Resumos
Este relato descreve um surto de carbúnculo sintomático em Nova União, Minas Gerais, Brasil, com ênfase no uso de diferentes técnicas laboratoriais. Clostridium chauvoei foi isolado em cultura pura, bem como detectado por uma técnica de imunofluorescência direta (IFD) e por uma técnica de reação em cadeia da polimerase (PCR) a partir de cultura pura obtida do tecido muscular esquelético lesado de um animal necropsiado.
bezerros; carbúnculo sintomático; Clostridium chauvoei; isolamento; imunofluorescência direta (IFD); reação em cadeia da polimerase (PCR)
This report describes an outbreak of black leg in calves in Nova União, Minas Gerais, Brazil, with emphasis in the use of different laboratorial techniques. Clostridium chauvoei was isolated in pure culture, and detected by a fluorescent antibody technique (FAT) and by a polymerase chain reaction (PCR) technique from pure culture obtained from affected skeletal muscle of one animal.

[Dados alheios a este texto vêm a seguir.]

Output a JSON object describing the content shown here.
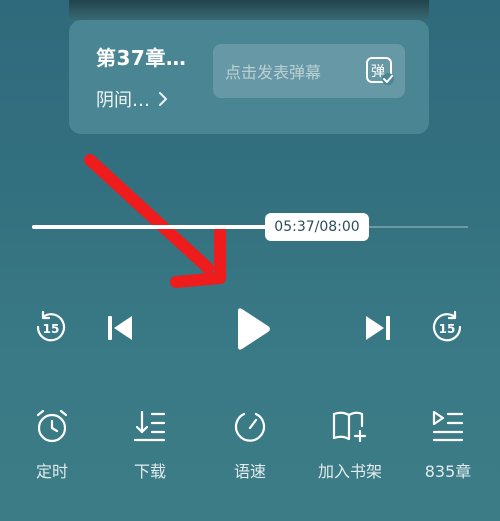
{
  "card": {
    "chapter_title": "第37章…",
    "book_name": "阴间…",
    "danmaku_placeholder": "点击发表弹幕",
    "danmaku_icon_char": "弹"
  },
  "player": {
    "time_label": "05:37/08:00",
    "progress_fraction": 0.701,
    "rewind_seconds": "15",
    "forward_seconds": "15"
  },
  "functions": [
    {
      "label": "定时",
      "icon": "alarm-clock-icon"
    },
    {
      "label": "下载",
      "icon": "download-list-icon"
    },
    {
      "label": "语速",
      "icon": "speed-gauge-icon"
    },
    {
      "label": "加入书架",
      "icon": "add-bookshelf-icon"
    },
    {
      "label": "835章",
      "icon": "chapter-list-icon"
    }
  ],
  "colors": {
    "background": "#33707f",
    "card": "#4a8594",
    "annotation_arrow": "#ee1c1c",
    "icon": "#ffffff"
  }
}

calves; black leg; Clostridium chauvoei; isolation; fluorescent antibody technique (FAT); polymerase chain reaction (PCR)
NOTA
MICROBIOLOGIA
Surto de carbúnculo sintomático em bezerros
Outbreak of black leg in calves
Ronnie Antunes de AssisI,1; Elias Jorge Facury FilhoII; Francisco Carlos Faria LobatoIII; Antônio Último de CarvalhoII; Paulo Marcos FerreiraII; Augusto Vinícius Arruda de CarvalhoIV
IEscola de Veterinária, Universidade federal de Minas Gerais (UFMG), Laboratório de Anaeróbios. Avenida Antônio Carlos 6627, 30123-970, Pampulha, Belo Horizonte, MG, Brasil. E-mail: assisra@rwnet.com.br
IIClínica de Ruminantes, Escola de Veterinária, UFMG, Belo Horizonte, MG, Brasil
IIIDoenças Bacterianas, Escola de Veterinária, UFMG, Belo Horizonte, MG, Brasil
IVLaboratório Regional de Apoio Animal do Ministério da Agricultura, Pecuária e Abastecimento, LARA, MG, Pedro Leopoldo, MG, Brasil
RESUMO
Este relato descreve um surto de carbúnculo sintomático em Nova União, Minas Gerais, Brasil, com ênfase no uso de diferentes técnicas laboratoriais. Clostridium chauvoei foi isolado em cultura pura, bem como detectado por uma técnica de imunofluorescência direta (IFD) e por uma técnica de reação em cadeia da polimerase (PCR) a partir de cultura pura obtida do tecido muscular esquelético lesado de um animal necropsiado.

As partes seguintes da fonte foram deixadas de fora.